Mr Burgess accused the central bank of forcing the loans to be sold and claimed the regulator had not done enough to protect these mortgage holders.
People whose loans have been sold and are being serviced by Peppers are now paying some of the highest variable mortgage rates in the state.
Some of those affected by huge increases in their mortgage rates from credit service companies are moving away from so-called alternative repayment arrangements that were put in place because they were unable to make the full repayments.
Mr Burgess said if the central bank hadn’t forced banks to sell mortgages, customers could have locked interest rates at 3 per cent at companies like Permanent TSB, one of the loan sellers.

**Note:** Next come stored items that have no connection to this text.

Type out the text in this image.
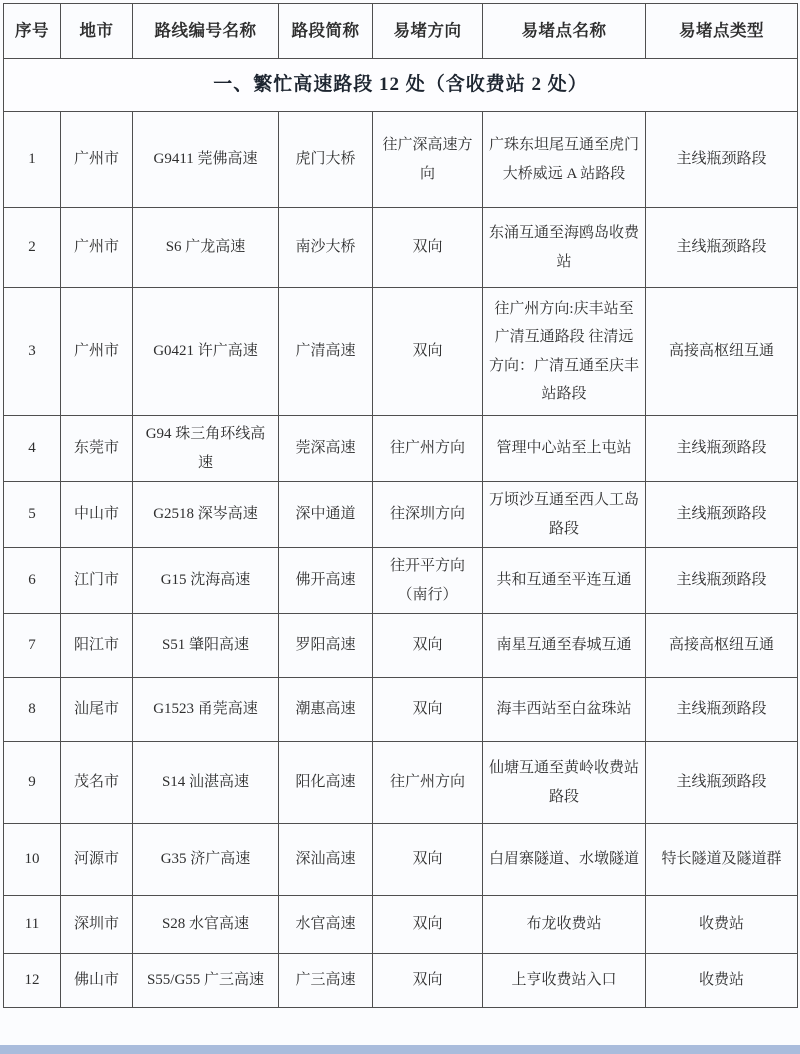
序号	地市	路线编号名称	路段简称	易堵方向	易堵点名称	易堵点类型
一、繁忙高速路段 12 处（含收费站 2 处）						
1	广州市	G9411 莞佛高速	虎门大桥	往广深高速方向	广珠东坦尾互通至虎门大桥威远 A 站路段	主线瓶颈路段
2	广州市	S6 广龙高速	南沙大桥	双向	东涌互通至海鸥岛收费站	主线瓶颈路段
3	广州市	G0421 许广高速	广清高速	双向	往广州方向:庆丰站至广清互通路段 往清远方向：广清互通至庆丰站路段	高接高枢纽互通
4	东莞市	G94 珠三角环线高速	莞深高速	往广州方向	管理中心站至上屯站	主线瓶颈路段
5	中山市	G2518 深岑高速	深中通道	往深圳方向	万顷沙互通至西人工岛路段	主线瓶颈路段
6	江门市	G15 沈海高速	佛开高速	往开平方向 （南行）	共和互通至平连互通	主线瓶颈路段
7	阳江市	S51 肇阳高速	罗阳高速	双向	南星互通至春城互通	高接高枢纽互通
8	汕尾市	G1523 甬莞高速	潮惠高速	双向	海丰西站至白盆珠站	主线瓶颈路段
9	茂名市	S14 汕湛高速	阳化高速	往广州方向	仙塘互通至黄岭收费站路段	主线瓶颈路段
10	河源市	G35 济广高速	深汕高速	双向	白眉寨隧道、水墩隧道	特长隧道及隧道群
11	深圳市	S28 水官高速	水官高速	双向	布龙收费站	收费站
12	佛山市	S55/G55 广三高速	广三高速	双向	上亨收费站入口	收费站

“When they asked Pepper about the fixed price, they were told they didn’t offer fixed prices.”
He added: “The Treasury Secretary kept saying when selling the loans that customers’ rights were protected, but they were not protected from double the interest they would have paid had they stayed with Permanent TSB.”
He said there was also a subgroup that managed LTV mortgages. These people paid a lower variable interest rate as their home appreciated relative to the mortgage they owed.
But Mr Burgess said they lost that option.
“The central bank should investigate this as it has the makings of another tracker scandal. A lot of those customers should have that rate and Pepper shouldn’t have increased the rate.”
The central bank said it could not comment on its regulatory engagement with any individual company.
It expects all regulated entities to take a consumer-centric approach to all decisions affecting their customers.
And it said it had recently written to CFOs to remind them to treat consumers sympathetically amid rising interest rates and a raging livelihood crisis.
Pepper said that with the cost of living rising and interest rates rising, it was well aware that this would be a challenging time for many people.
“We encourage Pepper customers who are concerned about their financial situation or are experiencing financial difficulties to contact us.
“Our highly experienced team will be available to assist and we will have a wide range of solutions available to help people deal with their situation.”
It said rate hikes at the ECB level would be passed on to certain residential, rental and SMB customers for Standard Adjustable Rate Mortgage serviced by Pepper where Pepper had legal title to the mortgage.
However, this time fewer customers were affected by price increases than in September.